There was no difference as regards FIQ, TP, and pain VAS between FM patients with TPO Ab and those without TPO Ab. Also, other authors did not find any differences in the FIQ scores between FM patients with or without thyroid autoimmunity ([Bazzichi et al., 2007 ]; [Pamuk and Cakir, 2007 ]). The association between thyroid autoimmunity and fibromyalgic disease severity were not consistently reported in previous studies ([Bazzichi et al., 2007 ]; [Pamuk and Cakir, 2007 ]). Some studies reported relationship between thyroid autoimmunity and several symptoms like allodynia, dry eyes, sore throat, blurred vision, tension headache or depression ([Bazzichi et al., 2007 ]; [Pamuk and Cakir, 2007 ]; [Ribeiro and Proietti, 2004 ]). Sore throat, blurred vision, and dry eyes are symptoms that may be related to a subclinical thyroid disease. Because we did not evaluated individual symptoms in FM patients, we cannot comment on this on the present.
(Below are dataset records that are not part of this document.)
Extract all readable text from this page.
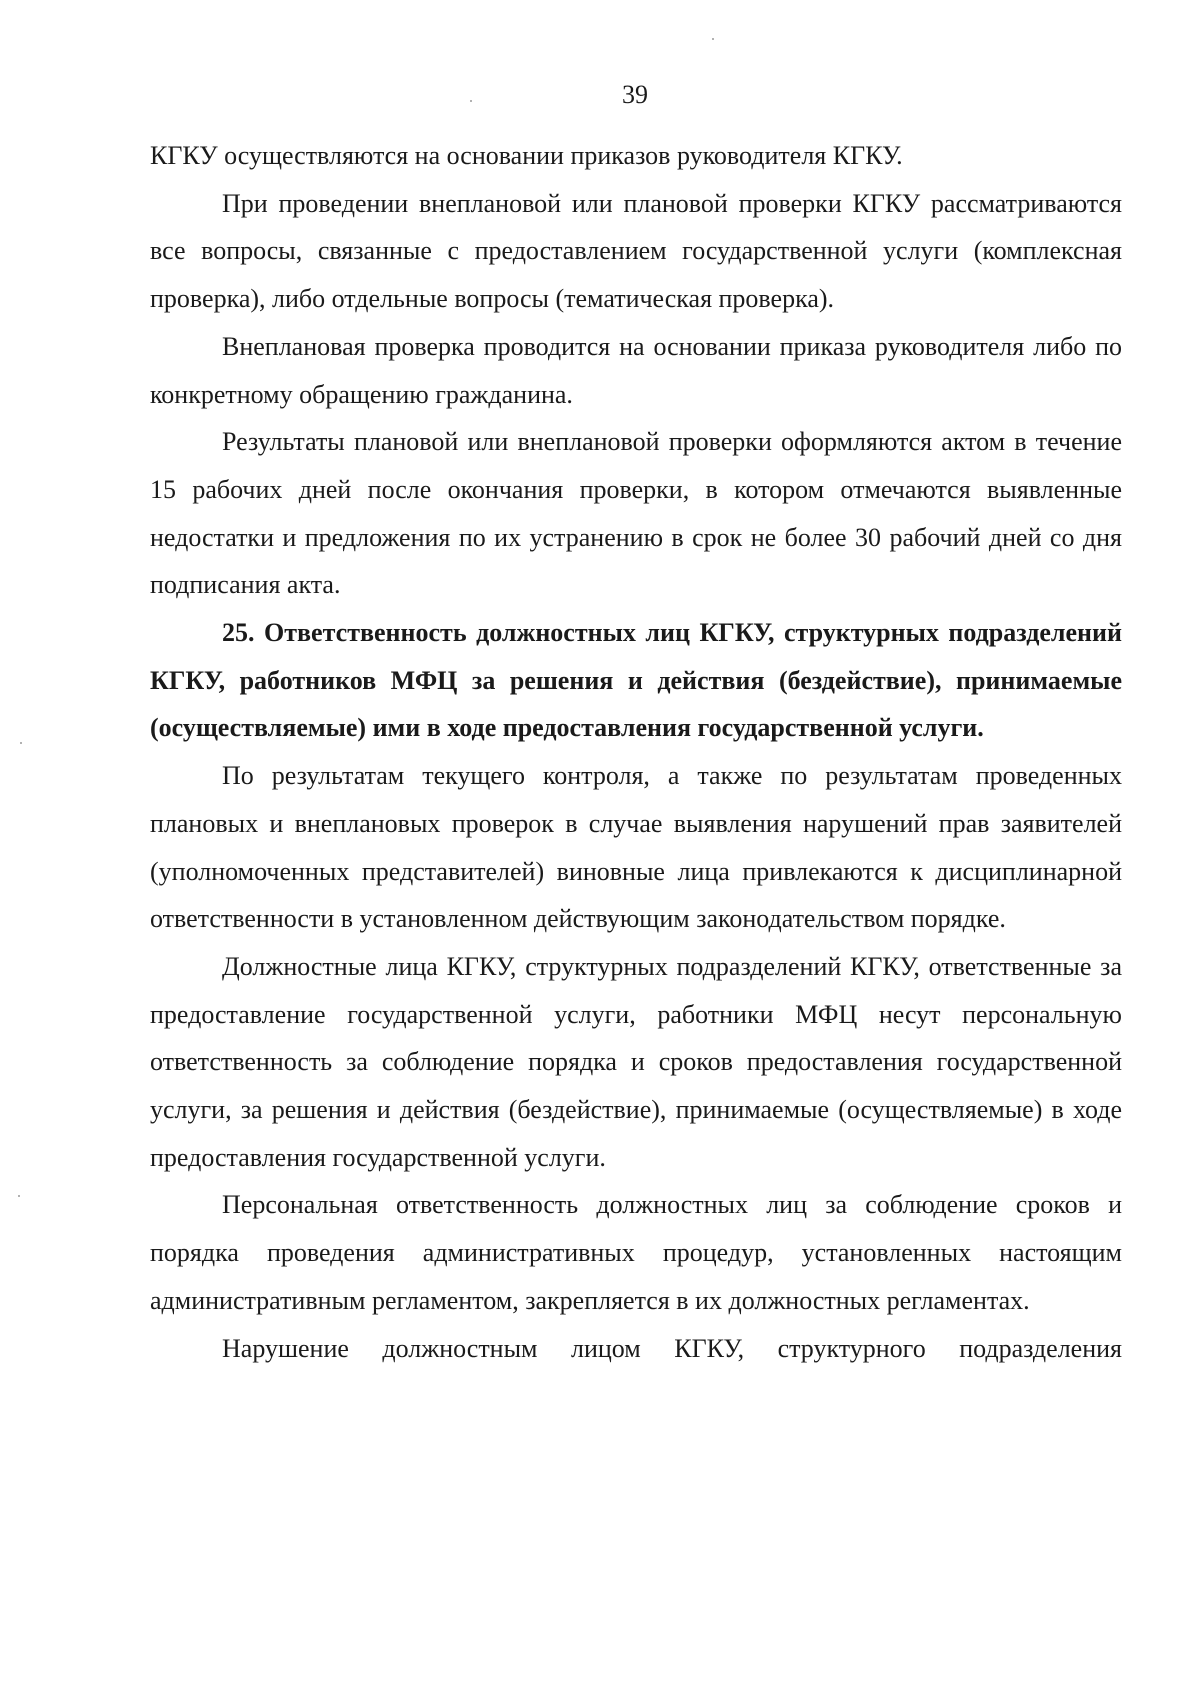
39

КГКУ осуществляются на основании приказов руководителя КГКУ.

При проведении внеплановой или плановой проверки КГКУ рассматриваются все вопросы, связанные с предоставлением государственной услуги (комплексная проверка), либо отдельные вопросы (тематическая проверка).

Внеплановая проверка проводится на основании приказа руководителя либо по конкретному обращению гражданина.

Результаты плановой или внеплановой проверки оформляются актом в течение 15 рабочих дней после окончания проверки, в котором отмечаются выявленные недостатки и предложения по их устранению в срок не более 30 рабочий дней со дня подписания акта.

25. Ответственность должностных лиц КГКУ, структурных подразделений КГКУ, работников МФЦ за решения и действия (бездействие), принимаемые (осуществляемые) ими в ходе предоставления государственной услуги.

По результатам текущего контроля, а также по результатам проведенных плановых и внеплановых проверок в случае выявления нарушений прав заявителей (уполномоченных представителей) виновные лица привлекаются к дисциплинарной ответственности в установленном действующим законодательством порядке.

Должностные лица КГКУ, структурных подразделений КГКУ, ответственные за предоставление государственной услуги, работники МФЦ несут персональную ответственность за соблюдение порядка и сроков предоставления государственной услуги, за решения и действия (бездействие), принимаемые (осуществляемые) в ходе предоставления государственной услуги.

Персональная ответственность должностных лиц за соблюдение сроков и порядка проведения административных процедур, установленных настоящим административным регламентом, закрепляется в их должностных регламентах.

Нарушение должностным лицом КГКУ, структурного подразделения
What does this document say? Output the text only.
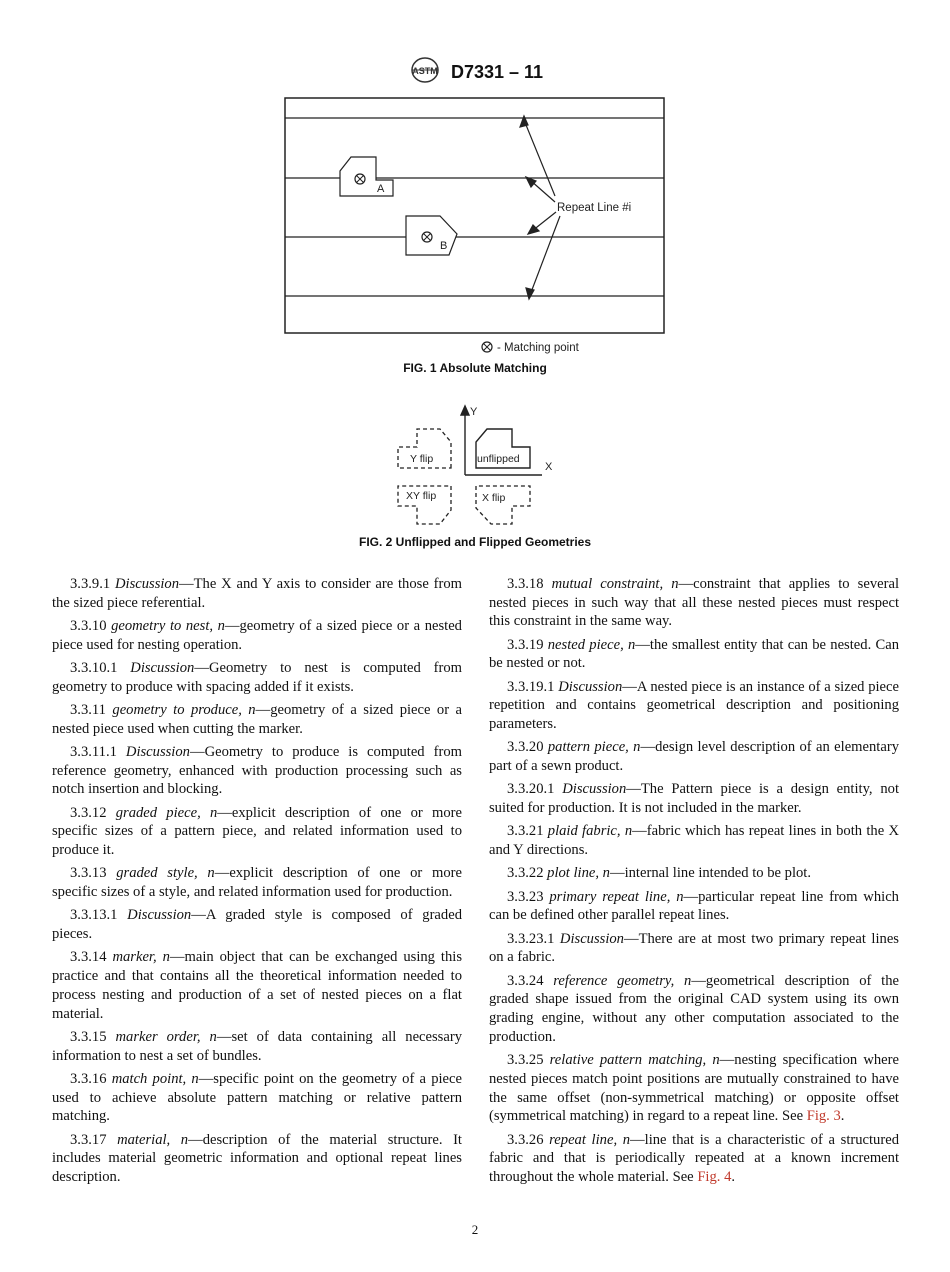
ASTM D7331 – 11
A
B
Repeat Line #i
- Matching point
FIG. 1 Absolute Matching
Y
X
unflipped
Y flip
XY flip	X flip
FIG. 2 Unflipped and Flipped Geometries

3.3.9.1 Discussion—The X and Y axis to consider are those from the sized piece referential.

3.3.10 geometry to nest, n—geometry of a sized piece or a nested piece used for nesting operation.

3.3.10.1 Discussion—Geometry to nest is computed from geometry to produce with spacing added if it exists.

3.3.11 geometry to produce, n—geometry of a sized piece or a nested piece used when cutting the marker.

3.3.11.1 Discussion—Geometry to produce is computed from reference geometry, enhanced with production processing such as notch insertion and blocking.

3.3.12 graded piece, n—explicit description of one or more specific sizes of a pattern piece, and related information used to produce it.

3.3.13 graded style, n—explicit description of one or more specific sizes of a style, and related information used for production.

3.3.13.1 Discussion—A graded style is composed of graded pieces.

3.3.14 marker, n—main object that can be exchanged using this practice and that contains all the theoretical information needed to process nesting and production of a set of nested pieces on a flat material.

3.3.15 marker order, n—set of data containing all necessary information to nest a set of bundles.

3.3.16 match point, n—specific point on the geometry of a piece used to achieve absolute pattern matching or relative pattern matching.

3.3.17 material, n—description of the material structure. It includes material geometric information and optional repeat lines description.

3.3.18 mutual constraint, n—constraint that applies to several nested pieces in such way that all these nested pieces must respect this constraint in the same way.

3.3.19 nested piece, n—the smallest entity that can be nested. Can be nested or not.

3.3.19.1 Discussion—A nested piece is an instance of a sized piece repetition and contains geometrical description and positioning parameters.

3.3.20 pattern piece, n—design level description of an elementary part of a sewn product.

3.3.20.1 Discussion—The Pattern piece is a design entity, not suited for production. It is not included in the marker.

3.3.21 plaid fabric, n—fabric which has repeat lines in both the X and Y directions.

3.3.22 plot line, n—internal line intended to be plot.

3.3.23 primary repeat line, n—particular repeat line from which can be defined other parallel repeat lines.

3.3.23.1 Discussion—There are at most two primary repeat lines on a fabric.

3.3.24 reference geometry, n—geometrical description of the graded shape issued from the original CAD system using its own grading engine, without any other computation associated to the production.

3.3.25 relative pattern matching, n—nesting specification where nested pieces match point positions are mutually constrained to have the same offset (non-symmetrical matching) or opposite offset (symmetrical matching) in regard to a repeat line. See Fig. 3.

3.3.26 repeat line, n—line that is a characteristic of a structured fabric and that is periodically repeated at a known increment throughout the whole material. See Fig. 4.

2
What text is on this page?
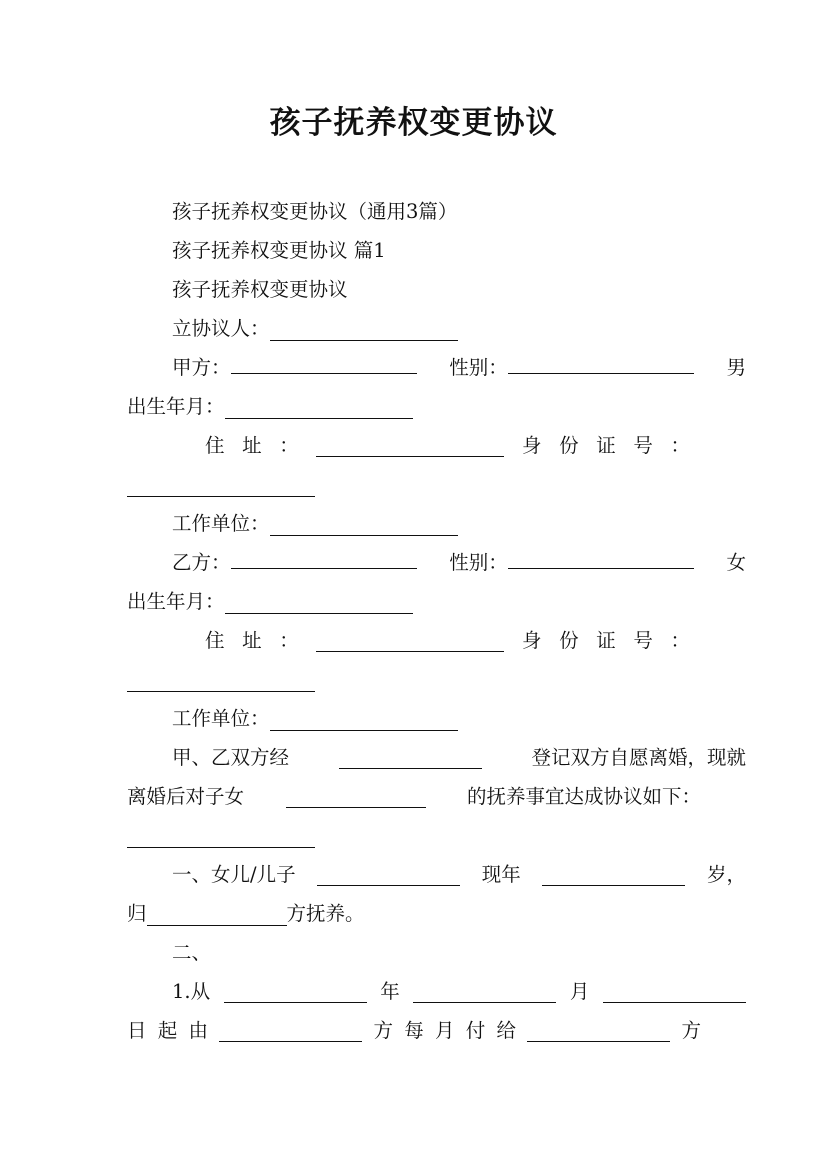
孩子抚养权变更协议
孩子抚养权变更协议（通用3篇）
孩子抚养权变更协议 篇1
孩子抚养权变更协议
立协议人：
甲方：	性别：	男
出生年月：
住 址 ：	身 份 证 号 ：
工作单位：
乙方：	性别：	女
出生年月：
住 址 ：	身 份 证 号 ：
工作单位：
甲、乙双方经	登记双方自愿离婚，现就
离婚后对子女	的抚养事宜达成协议如下：
一、女儿/儿子	现年	岁，
归	方抚养。
二、
1.从	年	月
日 起 由	方 每 月 付 给	方
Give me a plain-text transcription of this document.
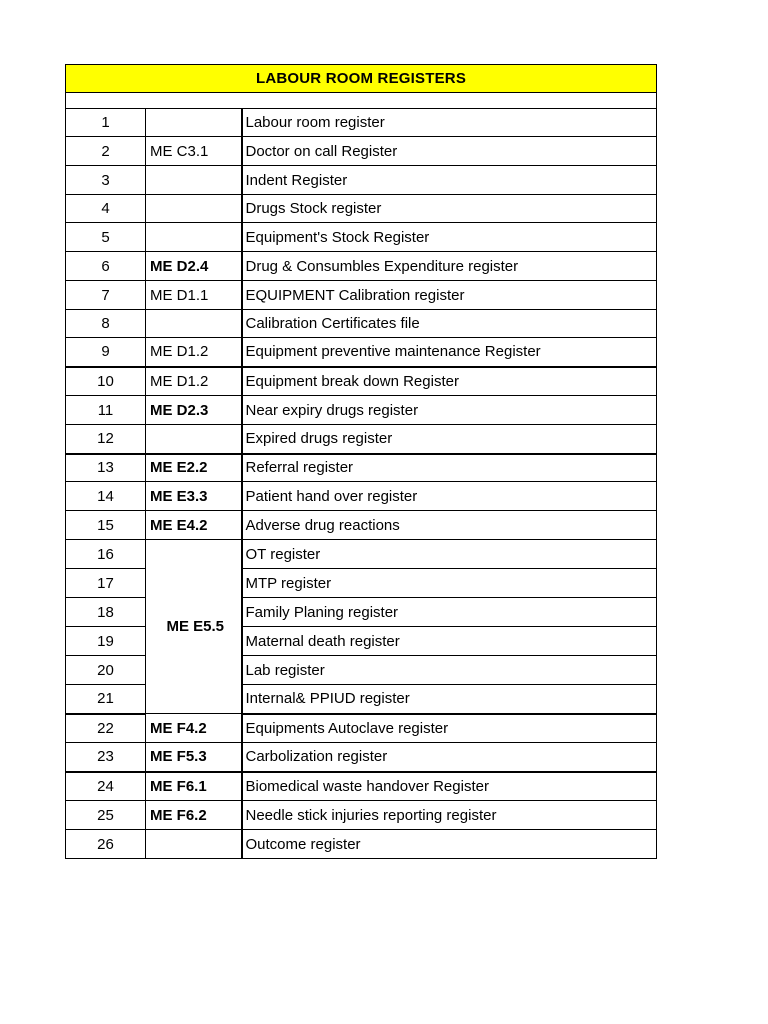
LABOUR ROOM REGISTERS		

1		Labour room register
2	ME C3.1	Doctor on call Register
3		Indent Register
4		Drugs Stock register
5		Equipment's Stock Register
6	ME D2.4	Drug & Consumbles Expenditure register
7	ME D1.1	EQUIPMENT Calibration register
8		Calibration Certificates file
9	ME D1.2	Equipment preventive maintenance Register
10	ME D1.2	Equipment break down Register
11	ME D2.3	Near expiry drugs register
12		Expired drugs register
13	ME E2.2	Referral register
14	ME E3.3	Patient hand over register
15	ME E4.2	Adverse drug reactions
16	ME E5.5	OT register
17		MTP register
18		Family Planing register
19		Maternal death register
20		Lab register
21		Internal& PPIUD register
22	ME F4.2	Equipments Autoclave register
23	ME F5.3	Carbolization register
24	ME F6.1	Biomedical waste handover Register
25	ME F6.2	Needle stick injuries reporting register
26		Outcome register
In this study, euthyroid FM patients showed significantly higher prevalence of positive TPO Ab, as compared to age and sex matched healthy control. However, TPO Ab positivity was relatively low and not associated with the clinical manifestations in euthyroid FM patients. This finding support thyroid autoimmunity may influence the development of FM, but the evidence which support that FM is related to autoimmune etiology is not clear, and FM severity may not be affected by the presence of thyroid autoantibody. Prospective studies with large number of FM patients and euthyroid patients with HT are needed, to understand this association.